А тут во всем искренность… во всем!»
Высшей похвалы Крамской не желал. Так закончилась для него яснополянская эпопея. Хотя он еще и не предполагал, сколь долгая жизнь предстоит портрету, написанному этой осенью. Главное, выполнен заказ Третьякова — гора с плеч.
Семнадцатого октября Иван Николаевич вернулся в Козловку-Засеку позднее обычного, уже в сумерки, был возбужден и совершенно счастлив.
— Ну, доложу я вам, — говорил Савицкому, — удивительнейшая личность этот граф Толстой! — И добавлял доверительно, с веселой усмешкой: — На гения смахивает. Поверьте мне, уж я-то в лицах разбираюсь…
Этим же летом Крамской написал портрет Шишкина. Иван Иванович стоял, опираясь на трость зонта, голова и плечи возвышались над верхушками дальнего леса — и было в его могучей прекрасной фигуре нечто от былинных богатырей, коими славна русская земля…

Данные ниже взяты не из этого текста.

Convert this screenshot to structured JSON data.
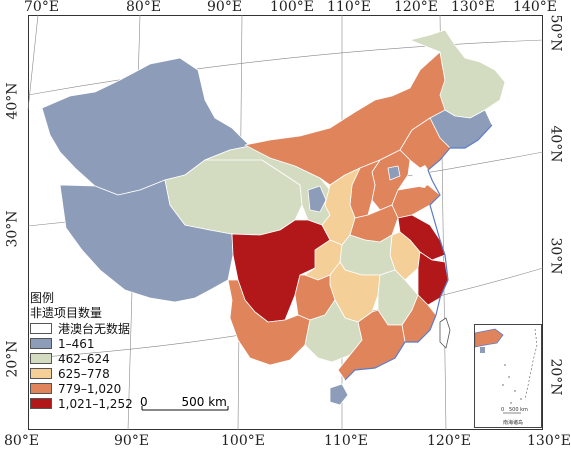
{
  "map": {
    "top_ticks": [
      "70°E",
      "80°E",
      "90°E",
      "100°E",
      "110°E",
      "120°E",
      "130°E",
      "140°E"
    ],
    "bottom_ticks": [
      "80°E",
      "90°E",
      "100°E",
      "110°E",
      "120°E",
      "130°E"
    ],
    "left_ticks": [
      "40°N",
      "30°N",
      "20°N"
    ],
    "right_ticks": [
      "50°N",
      "40°N",
      "30°N",
      "20°N"
    ]
  },
  "legend": {
    "title_line1": "图例",
    "title_line2": "非遗项目数量",
    "items": [
      {
        "label": "港澳台无数据",
        "color": "#ffffff"
      },
      {
        "label": "1–461",
        "color": "#8d9cb8"
      },
      {
        "label": "462–624",
        "color": "#d3dbc0"
      },
      {
        "label": "625–778",
        "color": "#f4cf98"
      },
      {
        "label": "779–1,020",
        "color": "#e0845c"
      },
      {
        "label": "1,021–1,252",
        "color": "#b2171a"
      }
    ]
  },
  "scale": {
    "zero": "0",
    "distance": "500 km"
  },
  "inset": {
    "scale_zero": "0",
    "scale_distance": "500 km",
    "caption": "南海诸岛",
    "tick_label": "20°N"
  }
}
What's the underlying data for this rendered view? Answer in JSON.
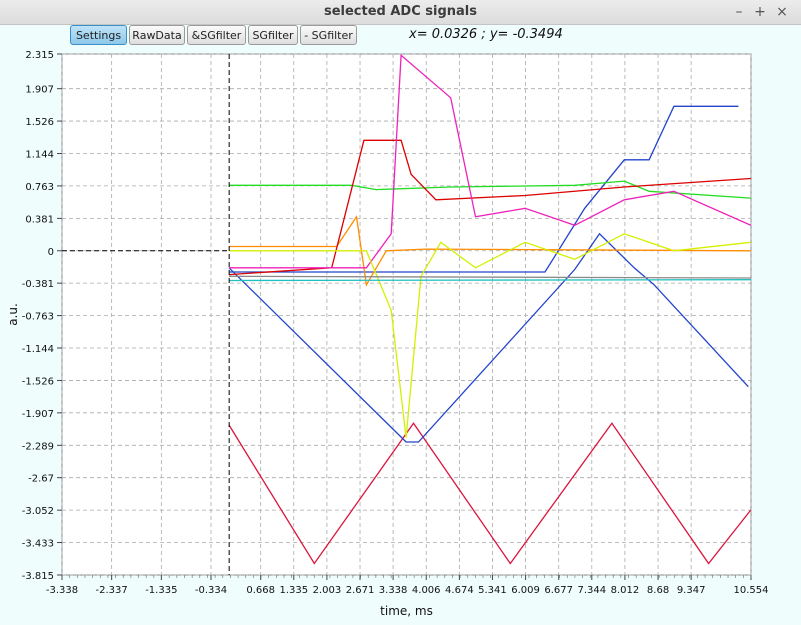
{
  "window": {
    "title": "selected ADC signals",
    "minimize": "–",
    "maximize": "+",
    "close": "×"
  },
  "toolbar": {
    "buttons": [
      "Settings",
      "RawData",
      "&SGfilter",
      "SGfilter",
      "- SGfilter"
    ]
  },
  "cursor_readout": "x= 0.0326 ; y= -0.3494",
  "chart_data": {
    "type": "line",
    "xlabel": "time, ms",
    "ylabel": "a.u.",
    "xlim": [
      -3.338,
      10.554
    ],
    "ylim": [
      -3.815,
      2.315
    ],
    "x_ticks": [
      "-3.338",
      "-2.337",
      "-1.335",
      "-0.334",
      "0.668",
      "1.335",
      "2.003",
      "2.671",
      "3.338",
      "4.006",
      "4.674",
      "5.341",
      "6.009",
      "6.677",
      "7.344",
      "8.012",
      "8.68",
      "9.347",
      "10.554"
    ],
    "y_ticks": [
      "2.315",
      "1.907",
      "1.526",
      "1.144",
      "0.763",
      "0.381",
      "0",
      "-0.381",
      "-0.763",
      "-1.144",
      "-1.526",
      "-1.907",
      "-2.289",
      "-2.67",
      "-3.052",
      "-3.433",
      "-3.815"
    ],
    "grid": true,
    "cursor": {
      "x": 0.0326,
      "y": 0
    },
    "series": [
      {
        "color": "#dc143c",
        "x": [
          0.03,
          1.75,
          3.75,
          5.7,
          7.75,
          9.7,
          10.55
        ],
        "y": [
          -2.05,
          -3.68,
          -2.03,
          -3.68,
          -2.03,
          -3.68,
          -3.05
        ]
      },
      {
        "color": "#2244cc",
        "x": [
          0.03,
          3.6,
          3.85,
          7.0,
          7.5,
          8.2,
          8.6,
          10.5
        ],
        "y": [
          -0.2,
          -2.25,
          -2.25,
          -0.22,
          0.2,
          -0.2,
          -0.4,
          -1.6
        ]
      },
      {
        "color": "#2244cc",
        "x": [
          0.03,
          6.4,
          7.2,
          8.0,
          8.5,
          9.0,
          10.3
        ],
        "y": [
          -0.25,
          -0.25,
          0.5,
          1.07,
          1.07,
          1.7,
          1.7
        ]
      },
      {
        "color": "#22dd22",
        "x": [
          0.03,
          2.5,
          3.0,
          4.5,
          7.0,
          8.0,
          8.5,
          10.55
        ],
        "y": [
          0.77,
          0.77,
          0.72,
          0.75,
          0.77,
          0.82,
          0.7,
          0.62
        ]
      },
      {
        "color": "#ff8c00",
        "x": [
          0.03,
          2.2,
          2.6,
          2.8,
          3.2,
          4.0,
          10.55
        ],
        "y": [
          0.05,
          0.05,
          0.4,
          -0.4,
          0.0,
          0.02,
          0.0
        ]
      },
      {
        "color": "#dd0000",
        "x": [
          0.03,
          2.1,
          2.75,
          3.5,
          3.7,
          4.2,
          6.0,
          8.0,
          10.55
        ],
        "y": [
          -0.28,
          -0.2,
          1.3,
          1.3,
          0.9,
          0.6,
          0.65,
          0.75,
          0.85
        ]
      },
      {
        "color": "#ee22bb",
        "x": [
          0.03,
          2.8,
          3.3,
          3.5,
          4.5,
          5.0,
          6.0,
          7.0,
          8.0,
          9.0,
          10.55
        ],
        "y": [
          -0.2,
          -0.2,
          0.2,
          2.3,
          1.8,
          0.4,
          0.5,
          0.3,
          0.6,
          0.7,
          0.3
        ]
      },
      {
        "color": "#d4f000",
        "x": [
          0.03,
          2.8,
          3.3,
          3.6,
          3.9,
          4.3,
          5.0,
          6.0,
          7.0,
          8.0,
          9.0,
          10.55
        ],
        "y": [
          0.0,
          0.0,
          -0.7,
          -2.2,
          -0.3,
          0.1,
          -0.2,
          0.1,
          -0.1,
          0.2,
          0.0,
          0.1
        ]
      },
      {
        "color": "#8a8a8a",
        "x": [
          0.03,
          10.55
        ],
        "y": [
          -0.3,
          -0.32
        ]
      },
      {
        "color": "#20c0c0",
        "x": [
          0.03,
          10.55
        ],
        "y": [
          -0.35,
          -0.34
        ]
      }
    ]
  }
}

Лето завершало свой извечный круг. Легкий туман уже стлался по утрам над землей, и днем сверкала в воздухе прозрачная, будто сотканная из тончайшего серебра, паутина. Высветлился и четче обозначился горизонт, и первыми холодами повеяло из гулких, еще не обнажившихся лесов. Евгения Александровна не могла дольше скрывать свой недуг, ей становилось все хуже, донимал мучительный кашель. А тут еще ребенок, сын… Он требовал к себе внимания и раздирающим душу криком ревел по ночам. Женя давала ему грудь, он жадно хватал ее, больно сжимая деснами, и сердито выталкивал. Шишкин вставал, брал сына на руки и ходил по комнате, покачивая. Ребенок успокаивался на время, а потом еще сильнее ревел, закатываясь в крике.
— Да что с ним, почему он плачет? — терялся Иван Иванович, не зная, что делать. Женя со слезами отчаяния говорила:
— Он же голоден, мне нечем его кормить, у меня ничего нет… Господи, что же будет?..
Теперь уже нельзя, невозможно было дальше откладывать ни одного дня, и второго сентября Шишкины первыми покинули Козловку-Засеку, вернувшись в Петербург.
В конце сентября пришла печальная весть из Крыма: умер Федор Васильев. Россия, по словам Крамского, потеряла гениального мальчика, не успевшего сделать и сотой доли того, на что он был способен. Поздней осенью приехала из Ялты Ольга Емельяновна, привезла все, что осталось от сына — рисунки, акварели, сепии… пять альбомов! Шишкин был поражен: когда же он все это успел?.. Ольга Емельяновна, постаревшая, как бы усохшая на южном солнце, не могла без слез слова молвить — как он мучился, Федор, и как не хотел выпускать из рук кисть или карандаш!.. Он уже понимал, что обречен, что все идет к концу, но все еще пытался что-то делать и в минуты отчаяния, бессильно валясь на подушку, шептал: «Боже мой, как я хочу рисовать! Рисовать…» И это звучало как «жить, жить хочу!». Евгении Александровне опять стало хуже. Смерть брата была для нее страшным ударом, перенести который и здоровому нелегко. Ольга Емельяновна осталась пока у них, взвалив на себя все заботы по дому. Иван Иванович сбился с ног, бегая по врачам, но помочь Жене никто уже не мог — доктора внимательно осматривали, выслушивали ее, прописывали разные лекарства, утешали, но на вопрос Шишкина «Что с нею?» только руками разводили. Спасти ее не было никакой возможности — чахотка в то время была грозной, неизлечимой болезнью… К тому же в семье Васильевых это было наследственное. Женя слегла окончательно.